Observatory Hill, the high point of Pittsburgh
Pittsburgh
Pennsylvania
December 2014
As we are wandering around this array of half-million gallon water tanks and the 63-story tall antenna at the high point of Pittsburgh, I wonder about the mysteries.

How do they get the water into these huge tanks in the first place? What are all those thingies hanging on the metal frame of the antenna? Why do these people in the adjacent residential community let their yards get to be such appalling junk heaps? Where, exactly, is the high point? How do they measure the high point? What is truth? What is gravity? What’s the difference between Oxycontin and Oxycodone? On those models, do they build the ship inside the bottle or do they build the ship first and then form the bottle around the ship? What’s the difference between Greek yogurt and regular yogurt? Who framed Roger Rabbit? Why does your OB-GYN leave the room when you get undressed? If electricity comes from electrons, does morality come from morons? Where is Jimmy Hoffa? Could someone from the Star Wars Universe always conquer someone from the Star Trek Universe?

I say to Lisa, “Sometimes I would like to know all the answers, to be able to provide an explanation for all these phenomena that surround us. I want to be able to impress you.”
Lisa patiently waits for me to catch up with myself.
“Although I don’t know if that’s a good thing,” I continue. “There was this guy who led hikes for the Sierra Club” — let’s call him Ted Smithers. “Ted knew everything. He was a former forest ranger, a game warden and many other things I can’t remember right now. One time on the trail, Ted was explaining to us how to prepare poison sumac for safe eating. It had to do with triple boiling and a few other acrobatic preparations to render the poison impotent. There must have been a score of steps in the process. I wouldn’t recommend it.
“Anyway, he was going on about the sumac when an airplane flew overhead. I interrupted him and, kind of as a joke, asked, ‘Ted, what kind of airplane is that?’ Ted cocked his ear and listened for a second. ‘I can’t tell you what type of airplane that is but from the sound, you’re looking at an air-cooled straight six piston engine, probably a de Havilland.’
“‘Yeah,’ Ted continued, ‘one of the de Havillands was named the ‘Tiger Moth’ after the tiger moth.
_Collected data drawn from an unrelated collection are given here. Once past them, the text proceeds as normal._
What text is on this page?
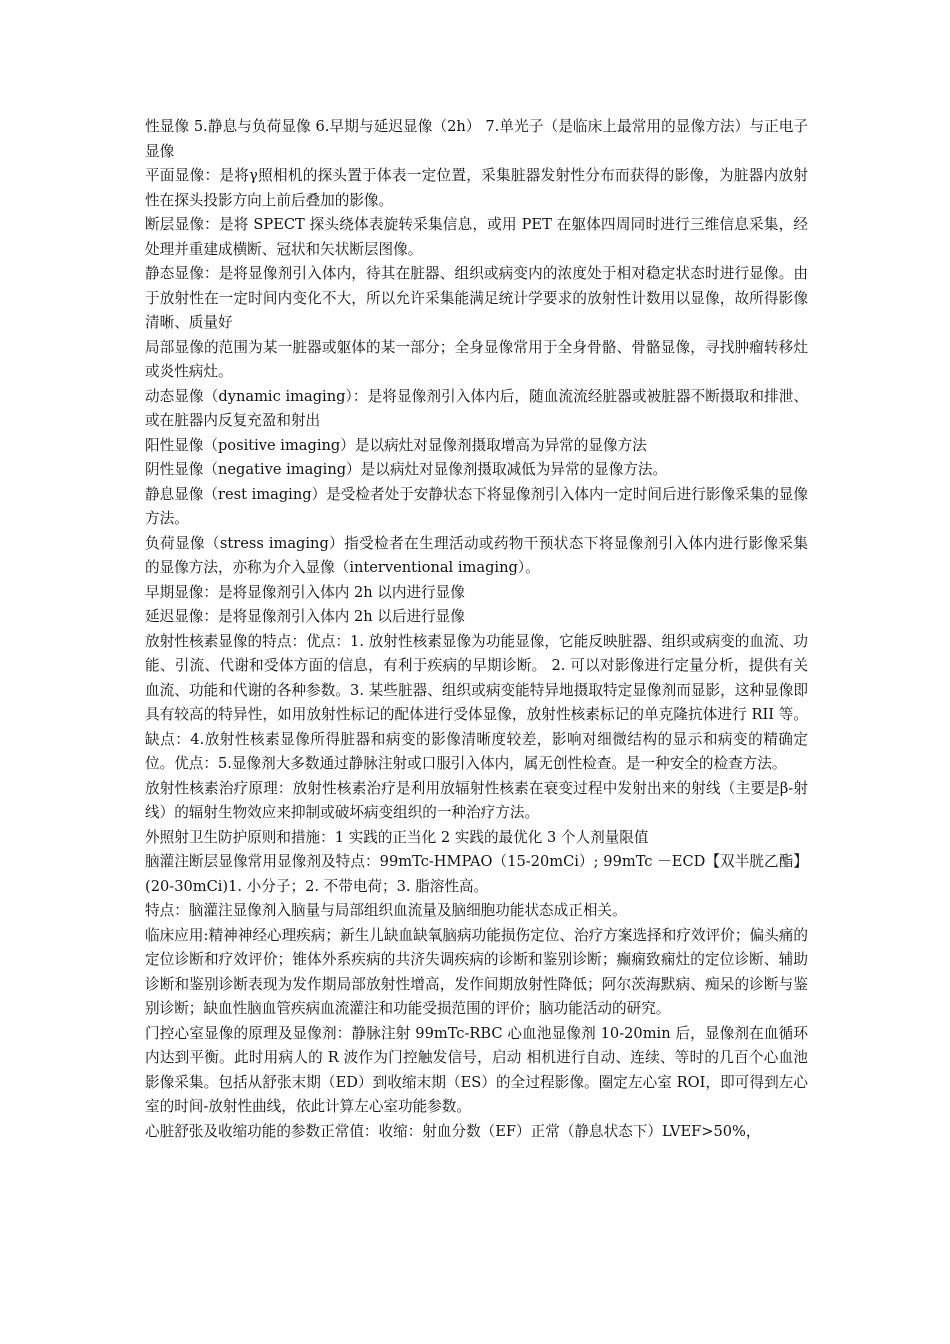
性显像 5.静息与负荷显像 6.早期与延迟显像（2h） 7.单光子（是临床上最常用的显像方法）与正电子显像

平面显像：是将γ照相机的探头置于体表一定位置，采集脏器发射性分布而获得的影像，为脏器内放射性在探头投影方向上前后叠加的影像。

断层显像：是将 SPECT 探头绕体表旋转采集信息，或用 PET 在躯体四周同时进行三维信息采集，经处理并重建成横断、冠状和矢状断层图像。

静态显像：是将显像剂引入体内，待其在脏器、组织或病变内的浓度处于相对稳定状态时进行显像。由于放射性在一定时间内变化不大，所以允许采集能满足统计学要求的放射性计数用以显像，故所得影像清晰、质量好

局部显像的范围为某一脏器或躯体的某一部分；全身显像常用于全身骨骼、骨骼显像，寻找肿瘤转移灶或炎性病灶。

动态显像（dynamic imaging）：是将显像剂引入体内后，随血流流经脏器或被脏器不断摄取和排泄、或在脏器内反复充盈和射出

阳性显像（positive imaging）是以病灶对显像剂摄取增高为异常的显像方法

阴性显像（negative imaging）是以病灶对显像剂摄取减低为异常的显像方法。

静息显像（rest imaging）是受检者处于安静状态下将显像剂引入体内一定时间后进行影像采集的显像方法。

负荷显像（stress imaging）指受检者在生理活动或药物干预状态下将显像剂引入体内进行影像采集的显像方法，亦称为介入显像（interventional imaging）。

早期显像：是将显像剂引入体内 2h 以内进行显像

延迟显像：是将显像剂引入体内 2h 以后进行显像

放射性核素显像的特点：优点：1. 放射性核素显像为功能显像，它能反映脏器、组织或病变的血流、功能、引流、代谢和受体方面的信息，有利于疾病的早期诊断。 2. 可以对影像进行定量分析，提供有关血流、功能和代谢的各种参数。3. 某些脏器、组织或病变能特异地摄取特定显像剂而显影，这种显像即具有较高的特异性，如用放射性标记的配体进行受体显像，放射性核素标记的单克隆抗体进行 RII 等。缺点：4.放射性核素显像所得脏器和病变的影像清晰度较差，影响对细微结构的显示和病变的精确定位。优点：5.显像剂大多数通过静脉注射或口服引入体内，属无创性检查。是一种安全的检查方法。

放射性核素治疗原理：放射性核素治疗是利用放辐射性核素在衰变过程中发射出来的射线（主要是β-射线）的辐射生物效应来抑制或破坏病变组织的一种治疗方法。

外照射卫生防护原则和措施：1 实践的正当化 2 实践的最优化 3 个人剂量限值

脑灌注断层显像常用显像剂及特点：99mTc-HMPAO（15-20mCi）; 99mTc －ECD【双半胱乙酯】(20-30mCi)1. 小分子；2. 不带电荷；3. 脂溶性高。

特点：脑灌注显像剂入脑量与局部组织血流量及脑细胞功能状态成正相关。

临床应用:精神神经心理疾病；新生儿缺血缺氧脑病功能损伤定位、治疗方案选择和疗效评价；偏头痛的定位诊断和疗效评价；锥体外系疾病的共济失调疾病的诊断和鉴别诊断；癫痫致痫灶的定位诊断、辅助诊断和鉴别诊断表现为发作期局部放射性增高，发作间期放射性降低；阿尔茨海默病、痴呆的诊断与鉴别诊断；缺血性脑血管疾病血流灌注和功能受损范围的评价；脑功能活动的研究。

门控心室显像的原理及显像剂：静脉注射 99mTc-RBC 心血池显像剂 10-20min 后，显像剂在血循环内达到平衡。此时用病人的 R 波作为门控触发信号，启动 相机进行自动、连续、等时的几百个心血池影像采集。包括从舒张末期（ED）到收缩末期（ES）的全过程影像。圈定左心室 ROI，即可得到左心室的时间-放射性曲线，依此计算左心室功能参数。

心脏舒张及收缩功能的参数正常值：收缩：射血分数（EF）正常（静息状态下）LVEF>50%，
That’s human engineers imitating nature.’” Or some such.
“Come on! Are you kidding me? How does he do that?!” I exclaim to Lisa. “Going on a Ted hike followed a pattern. They were fun at first. He would teach us a lot about our world. Usually though, about half way through the hike in the middle of one of his soliloquies, our minds would get fuzzy and we’d subtly drift away from him. It was just too much.”
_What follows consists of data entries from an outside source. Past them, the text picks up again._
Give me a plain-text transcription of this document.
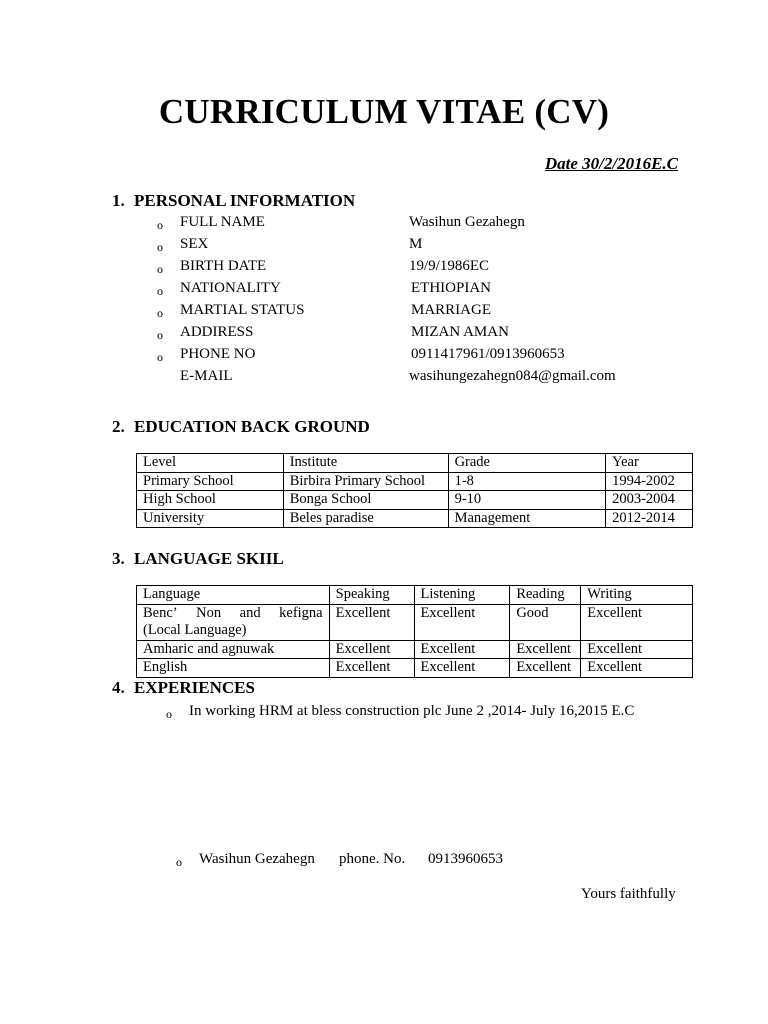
CURRICULUM VITAE (CV)
Date 30/2/2016E.C
1. PERSONAL INFORMATION
o FULL NAME	Wasihun Gezahegn
o SEX	M
o BIRTH DATE	19/9/1986EC
o NATIONALITY	ETHIOPIAN
o MARTIAL STATUS	MARRIAGE
o ADDIRESS	MIZAN AMAN
o PHONE NO	0911417961/0913960653
E-MAIL	wasihungezahegn084@gmail.com
2. EDUCATION BACK GROUND
Level	Institute	Grade	Year
Primary School	Birbira Primary School	1-8	1994-2002
High School	Bonga School	9-10	2003-2004
University	Beles paradise	Management	2012-2014
3. LANGUAGE SKIIL
Language	Speaking	Listening	Reading	Writing

Benc’ Non and kefigna
(Local Language)	Excellent	Excellent	Good	Excellent
Amharic and agnuwak	Excellent	Excellent	Excellent	Excellent
English	Excellent	Excellent	Excellent	Excellent
4. EXPERIENCES
o In working HRM at bless construction plc June 2 ,2014- July 16,2015 E.C
o Wasihun Gezahegn phone. No. 0913960653
Yours faithfully
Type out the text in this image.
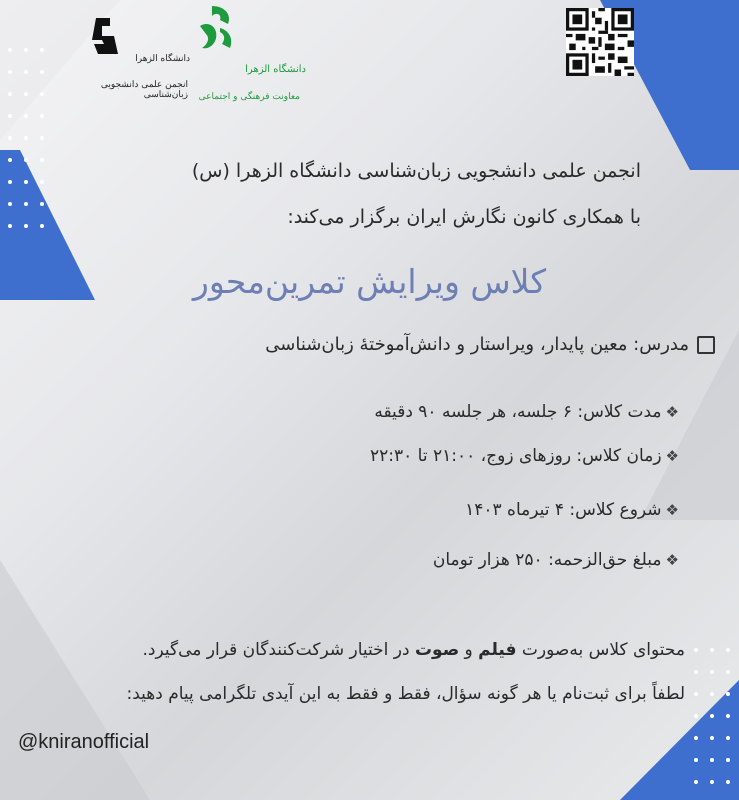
دانشگاه الزهرا
انجمن علمی دانشجویی زبان‌شناسی
دانشگاه الزهرا
معاونت فرهنگی و اجتماعی
انجمن علمی دانشجویی زبان‌شناسی دانشگاه الزهرا (س)
با همکاری کانون نگارش ایران برگزار می‌کند:
کلاس ویرایش تمرین‌محور
مدرس: معین پایدار، ویراستار و دانش‌آموختهٔ زبان‌شناسی
❖
مدت کلاس: ۶ جلسه، هر جلسه ۹۰ دقیقه
❖
زمان کلاس: روزهای زوج، ۲۱:۰۰ تا ۲۲:۳۰
❖
شروع کلاس: ۴ تیرماه ۱۴۰۳
❖
مبلغ حق‌الزحمه: ۲۵۰ هزار تومان
محتوای کلاس به‌صورت فیلم و صوت در اختیار شرکت‌کنندگان قرار می‌گیرد.
لطفاً برای ثبت‌نام یا هر گونه سؤال، فقط و فقط به این آیدی تلگرامی پیام دهید:
@kniranofficial
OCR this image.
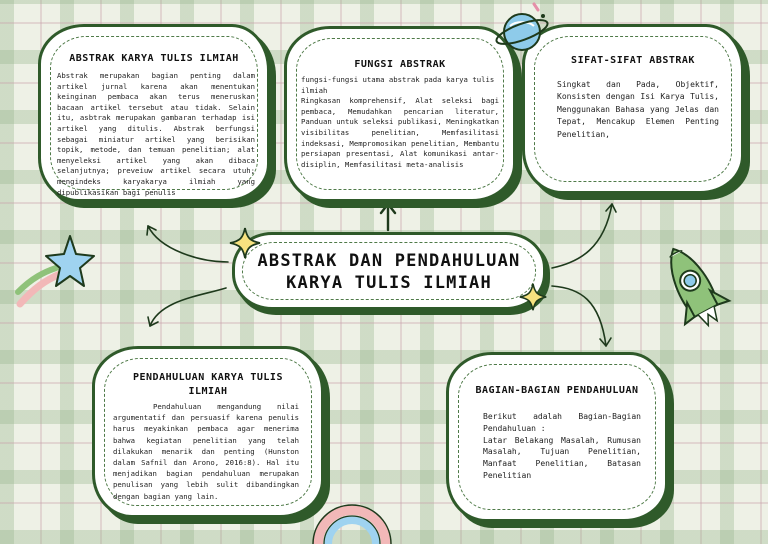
ABSTRAK DAN PENDAHULUAN
KARYA TULIS ILMIAH
ABSTRAK KARYA TULIS ILMIAH
Abstrak merupakan bagian penting dalam artikel jurnal karena akan menentukan keinginan pembaca akan terus meneruskan bacaan artikel tersebut atau tidak. Selain itu, asbtrak merupakan gambaran terhadap isi artikel yang ditulis. Abstrak berfungsi sebagai miniatur artikel yang berisikan topik, metode, dan temuan penelitian; alat menyeleksi artikel yang akan dibaca selanjutnya; preveiuw artikel secara utuh; mengindeks karyakarya ilmiah yang dipublikasikan bagi penulis
FUNGSI ABSTRAK
fungsi-fungsi utama abstrak pada karya tulis ilmiah
Ringkasan komprehensif, Alat seleksi bagi pembaca, Memudahkan pencarian literatur, Panduan untuk seleksi publikasi, Meningkatkan visibilitas penelitian, Memfasilitasi indeksasi, Mempromosikan penelitian, Membantu persiapan presentasi, Alat komunikasi antar-disiplin, Memfasilitasi meta-analisis
SIFAT-SIFAT ABSTRAK
Singkat dan Pada, Objektif, Konsisten dengan Isi Karya Tulis, Menggunakan Bahasa yang Jelas dan Tepat, Mencakup Elemen Penting Penelitian,
PENDAHULUAN KARYA TULIS ILMIAH
Pendahuluan mengandung nilai argumentatif dan persuasif karena penulis harus meyakinkan pembaca agar menerima bahwa kegiatan penelitian yang telah dilakukan menarik dan penting (Hunston dalam Safnil dan Arono, 2016:8). Hal itu menjadikan bagian pendahuluan merupakan penulisan yang lebih sulit dibandingkan dengan bagian yang lain.
BAGIAN-BAGIAN PENDAHULUAN
Berikut adalah Bagian-Bagian Pendahuluan :
Latar Belakang Masalah, Rumusan Masalah, Tujuan Penelitian, Manfaat Penelitian, Batasan Penelitian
“Yeah,” Lisa said, “You’re okay as you are. Don’t get too smart. I don’t want you to be a bore. If you get too smart, you won’t impress me anymore.”
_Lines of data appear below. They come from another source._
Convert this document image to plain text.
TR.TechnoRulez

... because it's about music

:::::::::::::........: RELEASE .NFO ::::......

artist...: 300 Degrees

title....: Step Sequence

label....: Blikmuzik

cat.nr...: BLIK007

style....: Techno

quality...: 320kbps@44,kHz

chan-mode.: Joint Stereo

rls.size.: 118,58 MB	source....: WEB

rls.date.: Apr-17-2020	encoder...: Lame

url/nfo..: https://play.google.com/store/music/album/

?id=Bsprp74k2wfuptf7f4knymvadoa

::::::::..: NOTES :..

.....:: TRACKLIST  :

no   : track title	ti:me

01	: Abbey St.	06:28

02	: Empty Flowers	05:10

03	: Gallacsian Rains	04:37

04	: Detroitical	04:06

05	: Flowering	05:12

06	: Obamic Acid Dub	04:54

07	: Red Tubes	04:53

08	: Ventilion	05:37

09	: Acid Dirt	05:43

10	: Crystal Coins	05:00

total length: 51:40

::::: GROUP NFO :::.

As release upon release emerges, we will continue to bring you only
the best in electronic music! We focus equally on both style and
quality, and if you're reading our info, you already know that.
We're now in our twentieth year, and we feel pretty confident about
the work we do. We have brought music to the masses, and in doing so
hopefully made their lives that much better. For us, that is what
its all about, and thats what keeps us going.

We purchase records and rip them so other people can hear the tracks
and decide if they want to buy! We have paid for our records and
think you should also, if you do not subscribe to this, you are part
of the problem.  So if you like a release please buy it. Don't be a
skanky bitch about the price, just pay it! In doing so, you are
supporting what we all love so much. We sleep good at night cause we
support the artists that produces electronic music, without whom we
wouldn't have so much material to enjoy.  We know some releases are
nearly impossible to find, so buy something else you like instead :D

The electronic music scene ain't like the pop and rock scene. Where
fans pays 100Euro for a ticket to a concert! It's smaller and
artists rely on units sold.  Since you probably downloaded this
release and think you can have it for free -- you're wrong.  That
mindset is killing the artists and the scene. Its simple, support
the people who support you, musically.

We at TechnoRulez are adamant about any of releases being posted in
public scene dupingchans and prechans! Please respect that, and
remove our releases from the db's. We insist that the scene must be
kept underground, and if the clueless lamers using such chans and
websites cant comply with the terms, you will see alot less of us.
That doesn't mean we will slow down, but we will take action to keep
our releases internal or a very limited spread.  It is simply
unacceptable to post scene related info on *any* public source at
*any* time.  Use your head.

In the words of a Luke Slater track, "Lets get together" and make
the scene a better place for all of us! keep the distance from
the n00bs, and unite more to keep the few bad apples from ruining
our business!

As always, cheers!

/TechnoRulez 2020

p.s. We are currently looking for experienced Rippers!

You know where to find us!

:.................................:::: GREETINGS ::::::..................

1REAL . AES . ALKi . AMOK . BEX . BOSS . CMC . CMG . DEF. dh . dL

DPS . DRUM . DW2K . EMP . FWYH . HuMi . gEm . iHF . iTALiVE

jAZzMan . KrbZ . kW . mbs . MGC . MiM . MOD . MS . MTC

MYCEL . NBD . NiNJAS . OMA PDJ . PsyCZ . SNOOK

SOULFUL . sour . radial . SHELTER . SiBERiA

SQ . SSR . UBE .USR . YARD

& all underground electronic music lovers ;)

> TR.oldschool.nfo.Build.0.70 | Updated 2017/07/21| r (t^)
This just in. Lisa’s sister lives in a comfortable house with a 1.82-acre backyard in Maine. There was once a swimming pool in the middle but, after the kids grew up, they removed it. Since then, there has been a stubborn depression in the ground. The sister’s husband, a union man through and through, and a bit of a know-it-all himself, claims that this is where Jimmy Hoffa is spending his days.